While I must have spent some time in the barn to remember these details, I believe I was often in the house with Grandma. She would cook a huge noon meal with lots of dishes, at least it seemed that way to me as a child. The workers would gather around the table, Grandpa would ask the blessing, and the dishes would be passed family style. I do not recall specifically the kind of food that was served; but since they had a large vegetable garden, I am sure there was plenty of fresh and cooked produce. What I remember is the festive, joyful atmosphere as the workers nourished their bodies and conversed about various topics.
Now sometime in the course of the day, Grandma and I would go up to the barn bearing refreshment which included her homemade grape juice mixed with ginger ale. How cool and sweet that drink went down! For those working in the heat and dust, I am sure it provided a similar effect to Gatorade.
Every year that I am able to make grape juice, I think of those days and feel a connection to the past. Maybe someday, our children will be sitting with their children and say, “I remember when…..”
Here is the way my grandmother, mother, and I have made grape juice. Fill a canning jar half full with clean grapes. Add syrup to jar, allowing head space. The syrup recipe is 1 cup of sugar to 3 cups of water or 1/2 cup of honey to 3 cups of water. Make sure jar rim is clean, then place jar flat and tighten ring. Process in a boiling water bath canner for 30 minutes. Remove and cool. When ready to serve, strain off grapes. You may add ginger ale to make a sparkling grape juice.

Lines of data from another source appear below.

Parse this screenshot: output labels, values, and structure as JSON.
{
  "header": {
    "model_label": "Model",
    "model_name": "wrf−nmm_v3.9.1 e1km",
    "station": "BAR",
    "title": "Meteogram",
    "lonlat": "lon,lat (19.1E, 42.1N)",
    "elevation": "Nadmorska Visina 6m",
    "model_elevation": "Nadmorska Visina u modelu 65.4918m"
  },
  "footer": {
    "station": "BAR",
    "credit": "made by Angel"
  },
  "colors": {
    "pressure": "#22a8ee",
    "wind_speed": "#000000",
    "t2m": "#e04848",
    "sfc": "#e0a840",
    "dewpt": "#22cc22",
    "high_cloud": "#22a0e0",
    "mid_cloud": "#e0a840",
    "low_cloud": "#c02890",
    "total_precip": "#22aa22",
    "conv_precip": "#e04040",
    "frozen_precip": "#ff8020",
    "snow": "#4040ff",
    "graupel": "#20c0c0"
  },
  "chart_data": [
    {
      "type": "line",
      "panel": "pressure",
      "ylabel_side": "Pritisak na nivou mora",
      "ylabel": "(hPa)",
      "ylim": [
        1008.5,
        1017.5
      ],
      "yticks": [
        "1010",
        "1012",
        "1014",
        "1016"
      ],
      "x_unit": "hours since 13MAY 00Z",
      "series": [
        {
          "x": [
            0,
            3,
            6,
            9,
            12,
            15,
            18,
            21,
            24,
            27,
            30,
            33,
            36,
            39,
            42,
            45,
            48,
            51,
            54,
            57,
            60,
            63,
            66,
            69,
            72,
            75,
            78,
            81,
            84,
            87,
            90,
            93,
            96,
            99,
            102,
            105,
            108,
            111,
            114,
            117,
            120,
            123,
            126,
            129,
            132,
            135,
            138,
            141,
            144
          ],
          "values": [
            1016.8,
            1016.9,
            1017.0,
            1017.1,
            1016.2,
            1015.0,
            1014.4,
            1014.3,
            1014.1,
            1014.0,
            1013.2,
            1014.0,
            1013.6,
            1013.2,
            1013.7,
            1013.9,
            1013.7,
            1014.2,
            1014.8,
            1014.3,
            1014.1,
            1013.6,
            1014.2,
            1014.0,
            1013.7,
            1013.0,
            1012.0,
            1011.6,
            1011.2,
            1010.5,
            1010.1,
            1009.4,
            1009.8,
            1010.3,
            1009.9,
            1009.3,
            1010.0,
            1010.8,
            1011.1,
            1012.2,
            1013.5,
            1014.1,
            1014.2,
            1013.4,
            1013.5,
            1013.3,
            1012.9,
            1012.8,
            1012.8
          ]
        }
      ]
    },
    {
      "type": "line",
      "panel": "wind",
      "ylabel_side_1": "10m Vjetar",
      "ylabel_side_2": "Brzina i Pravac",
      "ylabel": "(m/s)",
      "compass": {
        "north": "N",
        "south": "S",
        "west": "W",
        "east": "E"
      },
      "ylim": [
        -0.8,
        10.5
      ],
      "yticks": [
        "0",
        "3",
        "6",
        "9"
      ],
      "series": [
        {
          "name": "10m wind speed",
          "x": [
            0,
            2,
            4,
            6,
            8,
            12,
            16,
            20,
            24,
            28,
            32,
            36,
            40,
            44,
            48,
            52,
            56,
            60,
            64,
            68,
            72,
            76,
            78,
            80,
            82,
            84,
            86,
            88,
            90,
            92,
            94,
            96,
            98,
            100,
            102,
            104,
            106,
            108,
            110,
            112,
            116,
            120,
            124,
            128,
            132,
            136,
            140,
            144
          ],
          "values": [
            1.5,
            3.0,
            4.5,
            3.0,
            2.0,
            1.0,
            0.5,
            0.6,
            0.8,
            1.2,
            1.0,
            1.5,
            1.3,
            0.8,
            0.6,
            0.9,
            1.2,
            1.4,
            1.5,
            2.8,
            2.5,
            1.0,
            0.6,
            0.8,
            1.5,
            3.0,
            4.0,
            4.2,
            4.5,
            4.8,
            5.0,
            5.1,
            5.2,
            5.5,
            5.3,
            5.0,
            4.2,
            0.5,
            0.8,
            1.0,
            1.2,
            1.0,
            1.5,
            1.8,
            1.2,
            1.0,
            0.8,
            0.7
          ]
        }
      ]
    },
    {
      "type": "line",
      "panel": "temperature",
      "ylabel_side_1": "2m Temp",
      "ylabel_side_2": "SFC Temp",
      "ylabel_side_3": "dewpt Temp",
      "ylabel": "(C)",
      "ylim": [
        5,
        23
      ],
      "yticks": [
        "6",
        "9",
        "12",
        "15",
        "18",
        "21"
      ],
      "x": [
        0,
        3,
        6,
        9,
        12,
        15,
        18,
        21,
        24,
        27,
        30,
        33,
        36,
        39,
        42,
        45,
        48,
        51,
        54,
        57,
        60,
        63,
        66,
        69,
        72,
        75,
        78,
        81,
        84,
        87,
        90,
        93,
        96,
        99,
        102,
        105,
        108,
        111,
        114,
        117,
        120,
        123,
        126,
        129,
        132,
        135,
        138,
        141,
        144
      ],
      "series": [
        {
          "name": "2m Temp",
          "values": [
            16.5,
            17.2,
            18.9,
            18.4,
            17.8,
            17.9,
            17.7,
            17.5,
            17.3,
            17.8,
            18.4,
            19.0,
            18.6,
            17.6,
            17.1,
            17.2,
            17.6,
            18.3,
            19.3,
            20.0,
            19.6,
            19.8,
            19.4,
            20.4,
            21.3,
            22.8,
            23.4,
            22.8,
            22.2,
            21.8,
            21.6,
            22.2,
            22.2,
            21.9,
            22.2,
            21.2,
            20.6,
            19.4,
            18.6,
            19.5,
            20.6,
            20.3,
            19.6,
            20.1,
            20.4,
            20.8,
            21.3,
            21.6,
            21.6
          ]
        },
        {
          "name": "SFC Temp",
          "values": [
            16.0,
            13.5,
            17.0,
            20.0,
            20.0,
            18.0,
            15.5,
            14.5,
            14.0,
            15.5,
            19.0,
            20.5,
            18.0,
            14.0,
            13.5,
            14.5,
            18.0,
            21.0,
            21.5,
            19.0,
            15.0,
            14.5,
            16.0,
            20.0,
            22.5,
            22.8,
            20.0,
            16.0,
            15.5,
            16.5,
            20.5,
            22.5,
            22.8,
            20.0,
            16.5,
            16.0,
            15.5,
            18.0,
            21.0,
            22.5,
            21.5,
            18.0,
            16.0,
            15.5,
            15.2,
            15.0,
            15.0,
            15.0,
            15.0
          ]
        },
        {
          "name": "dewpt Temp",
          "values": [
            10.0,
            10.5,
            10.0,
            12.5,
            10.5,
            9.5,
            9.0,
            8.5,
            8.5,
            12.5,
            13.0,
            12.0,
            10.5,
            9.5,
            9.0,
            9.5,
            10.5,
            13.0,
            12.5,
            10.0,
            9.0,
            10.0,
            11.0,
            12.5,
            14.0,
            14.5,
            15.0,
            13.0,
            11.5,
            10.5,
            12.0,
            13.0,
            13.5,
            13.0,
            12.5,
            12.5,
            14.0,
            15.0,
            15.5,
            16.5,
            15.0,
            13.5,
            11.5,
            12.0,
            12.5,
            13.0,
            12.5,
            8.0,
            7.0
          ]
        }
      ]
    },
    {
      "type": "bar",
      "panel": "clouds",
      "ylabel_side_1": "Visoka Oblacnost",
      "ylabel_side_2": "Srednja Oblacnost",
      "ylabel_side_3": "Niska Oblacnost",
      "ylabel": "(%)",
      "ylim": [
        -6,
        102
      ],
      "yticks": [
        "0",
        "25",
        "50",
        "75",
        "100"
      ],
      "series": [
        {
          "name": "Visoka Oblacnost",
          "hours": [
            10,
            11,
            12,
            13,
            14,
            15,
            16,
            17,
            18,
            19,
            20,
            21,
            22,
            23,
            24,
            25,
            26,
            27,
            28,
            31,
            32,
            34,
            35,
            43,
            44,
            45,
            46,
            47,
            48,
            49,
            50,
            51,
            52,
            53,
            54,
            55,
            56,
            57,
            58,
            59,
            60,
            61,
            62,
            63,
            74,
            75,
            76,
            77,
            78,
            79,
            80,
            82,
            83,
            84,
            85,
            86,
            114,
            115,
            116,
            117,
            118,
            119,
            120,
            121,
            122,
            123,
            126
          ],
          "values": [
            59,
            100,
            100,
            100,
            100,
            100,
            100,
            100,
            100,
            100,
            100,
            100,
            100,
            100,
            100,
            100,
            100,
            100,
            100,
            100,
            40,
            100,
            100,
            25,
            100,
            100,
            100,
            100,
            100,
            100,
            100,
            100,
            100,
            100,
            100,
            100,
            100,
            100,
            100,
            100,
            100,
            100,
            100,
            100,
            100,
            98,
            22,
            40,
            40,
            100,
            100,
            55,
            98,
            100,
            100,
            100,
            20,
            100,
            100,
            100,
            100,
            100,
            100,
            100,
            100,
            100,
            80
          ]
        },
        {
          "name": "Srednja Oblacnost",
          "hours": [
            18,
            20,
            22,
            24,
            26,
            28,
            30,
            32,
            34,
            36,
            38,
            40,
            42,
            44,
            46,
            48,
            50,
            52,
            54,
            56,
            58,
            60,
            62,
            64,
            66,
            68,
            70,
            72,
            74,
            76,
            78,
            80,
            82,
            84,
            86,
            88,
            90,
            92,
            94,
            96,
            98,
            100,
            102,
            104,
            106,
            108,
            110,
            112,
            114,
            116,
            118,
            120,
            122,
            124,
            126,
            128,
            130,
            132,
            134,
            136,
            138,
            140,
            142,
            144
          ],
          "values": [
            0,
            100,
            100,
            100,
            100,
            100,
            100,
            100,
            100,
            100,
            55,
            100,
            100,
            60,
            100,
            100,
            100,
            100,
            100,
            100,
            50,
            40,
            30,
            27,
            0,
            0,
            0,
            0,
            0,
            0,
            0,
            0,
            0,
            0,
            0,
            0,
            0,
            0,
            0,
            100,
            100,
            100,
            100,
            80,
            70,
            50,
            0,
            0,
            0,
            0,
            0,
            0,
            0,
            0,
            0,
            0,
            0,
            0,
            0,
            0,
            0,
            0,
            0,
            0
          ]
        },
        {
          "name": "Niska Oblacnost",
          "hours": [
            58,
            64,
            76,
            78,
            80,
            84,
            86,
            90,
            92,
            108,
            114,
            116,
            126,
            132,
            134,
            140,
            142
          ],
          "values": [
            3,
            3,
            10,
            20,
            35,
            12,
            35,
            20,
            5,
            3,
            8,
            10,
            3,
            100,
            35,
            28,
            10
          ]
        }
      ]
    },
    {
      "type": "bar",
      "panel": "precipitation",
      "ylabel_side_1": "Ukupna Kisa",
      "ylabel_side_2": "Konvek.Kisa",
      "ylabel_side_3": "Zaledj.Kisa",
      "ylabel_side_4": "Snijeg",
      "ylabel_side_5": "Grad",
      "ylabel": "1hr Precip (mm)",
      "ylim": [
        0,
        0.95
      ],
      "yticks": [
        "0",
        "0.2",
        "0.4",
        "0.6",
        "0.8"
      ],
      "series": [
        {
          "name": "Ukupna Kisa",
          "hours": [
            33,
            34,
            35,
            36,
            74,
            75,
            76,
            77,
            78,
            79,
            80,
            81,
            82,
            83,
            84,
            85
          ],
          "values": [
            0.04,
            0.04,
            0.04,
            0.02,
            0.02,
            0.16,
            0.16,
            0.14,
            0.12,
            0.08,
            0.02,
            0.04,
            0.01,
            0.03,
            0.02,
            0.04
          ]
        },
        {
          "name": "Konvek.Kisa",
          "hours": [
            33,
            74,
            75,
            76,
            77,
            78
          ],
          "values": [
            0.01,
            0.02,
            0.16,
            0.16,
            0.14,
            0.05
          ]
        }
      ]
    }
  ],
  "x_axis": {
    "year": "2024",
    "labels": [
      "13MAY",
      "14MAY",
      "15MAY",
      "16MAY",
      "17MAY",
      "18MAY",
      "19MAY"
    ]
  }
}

When I was making the grape jam, I tasted the juice that came from the grapes and noticed how the grape flavor was strong. So after my husband and I discussed the idea, we decided to try another method of making juice with the second harvest of grapes. This is what we did: Stem and wash grapes. Fill large kettle with grapes; add enough water to almost cover the grapes. Cook until soft. Put through a churn. Stir in 1 cup of sugar per gallon of juice. Pour into jars and process in a boiling water bath canner for 15 minutes. For us, three large tubs of grapes yielded 7 large jars and 9 quarts of juice. With the second method, the yield is lower and it is a messier process; but the product has a stronger grape flavor, uses less sweetener, and takes less time to can. It will be interesting to see which type of juice our family prefers.